Levobupivacaine is clinically used at concentrations of 0.25% to 0.75% (equivalent to approximately 8.7 × 10−3 to 2.6 × 10−2 M). The maximum plasma concentration following scalp block with levobupivacaine is 5.4 × 10−6 M, and the expected tissue concentration encountered in the clinical setting with 95% protein binding ranges from 0.27 × 10−6 M to 1.3 × 10−3 M [3, 34]. Ropivacaine is clinically used at concentrations of 0.25% to 0.75% (equivalent to approximately 9.1 × 10−3 to 2.73 × 10−2 M), and the expected local tissue concentration encountered in the clinical setting with 94% protein binding ranges from 5.46 × 10−4 M to 1.63 × 10−3 M [3]. Mepivacaine is clinically used at concentrations of 0.5% to 2% (equivalent to approximately 1.75 × 10−2 to 7 × 10−2 M), and the expected local tissue concentration encountered in the clinical setting with 77.5% protein binding ranges from 3.937 × 10−3 to 1.575 × 10−2 M [3]. Lidocaine is clinically used at concentration of 0.5 to 4% (equivalent to approximately 2.13 × 10−2 to 1.70 × 10−1 M). The mean plasma concentration of lidocaine as antiarrhythmic drug is 10−5 M, and the expected tissue concentration encountered in the clinical setting with 64% protein binding ranges from 3.6 × 10−6 to 6.12 × 10−2 M [3, 35]. However, we hypothesize that the actual local tissue concentration of local anesthetics may be lower than expected, because if locally applied, the anesthetic is diluted with interstitial fluid and absorbed into fat tissue around nerve block site. Therefore, we suggest these supposed local tissue concentrations include the range of concentrations of local anesthetics producing vasoconstriction observed in this in vitro study.

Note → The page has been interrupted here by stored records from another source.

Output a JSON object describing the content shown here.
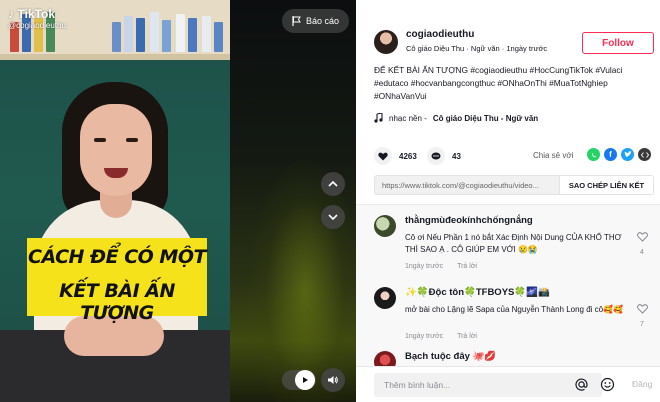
{
  "video": {
    "logo_text": "TikTok",
    "watermark_handle": "@cogiaodieuthu",
    "caption_line1": "CÁCH ĐỂ CÓ MỘT",
    "caption_line2": "KẾT BÀI ẤN TƯỢNG",
    "report_label": "Báo cáo"
  },
  "author": {
    "username": "cogiaodieuthu",
    "display_line": "Cô giáo Diệu Thu · Ngữ văn · 1ngày trước",
    "follow_label": "Follow"
  },
  "description": {
    "text": "ĐỂ KẾT BÀI ẤN TƯỢNG #cogiaodieuthu #HocCungTikTok #Vulaci #edutaco #hocvanbangcongthuc #ONhaOnThi #MuaTotNghiep #ONhaVanVui"
  },
  "music": {
    "prefix": "nhạc nền -",
    "title": "Cô giáo Diệu Thu - Ngữ văn"
  },
  "stats": {
    "likes": "4263",
    "comments": "43",
    "share_label": "Chia sẻ với"
  },
  "link": {
    "url": "https://www.tiktok.com/@cogiaodieuthu/video...",
    "copy_label": "SAO CHÉP LIÊN KẾT"
  },
  "comments": [
    {
      "name": "thằngmùđeokínhchốngnắng",
      "text": "Cô ơi Nếu Phần 1 nó bắt Xác Định Nội Dung CỦA KHỔ THƠ THÌ SAO Ạ . CÔ GIÚP EM VỚI 😢😭",
      "time": "1ngày trước",
      "reply": "Trả lời",
      "likes": "4"
    },
    {
      "name": "✨🍀Độc tôn🍀TFBOYS🍀🌌📸",
      "text": "mở bài cho Lặng lẽ Sapa của Nguyễn Thành Long đi cô🥰🥰",
      "time": "1ngày trước",
      "reply": "Trả lời",
      "likes": "7"
    },
    {
      "name": "Bạch tuộc đây 🐙💋",
      "text": "",
      "time": "",
      "reply": "",
      "likes": ""
    }
  ],
  "composer": {
    "placeholder": "Thêm bình luận...",
    "post_label": "Đăng"
  },
  "colors": {
    "accent": "#fe2c55",
    "caption_bg": "#f5e21a",
    "whatsapp": "#25d366",
    "facebook": "#1877f2",
    "twitter": "#1da1f2",
    "embed": "#3a3a3a"
  }
}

In conclusion, these results suggest that the octanol/buffer partition coefficient of local anesthetics is the primary factor in determining the potency of local anesthetic-induced vasoconstriction. We determined the order of potency of vasoconstriction induced by local anesthetics in isolated endothelium-denuded aorta to be levobupivacaine > ropivacaine > lidocaine > mepivacaine.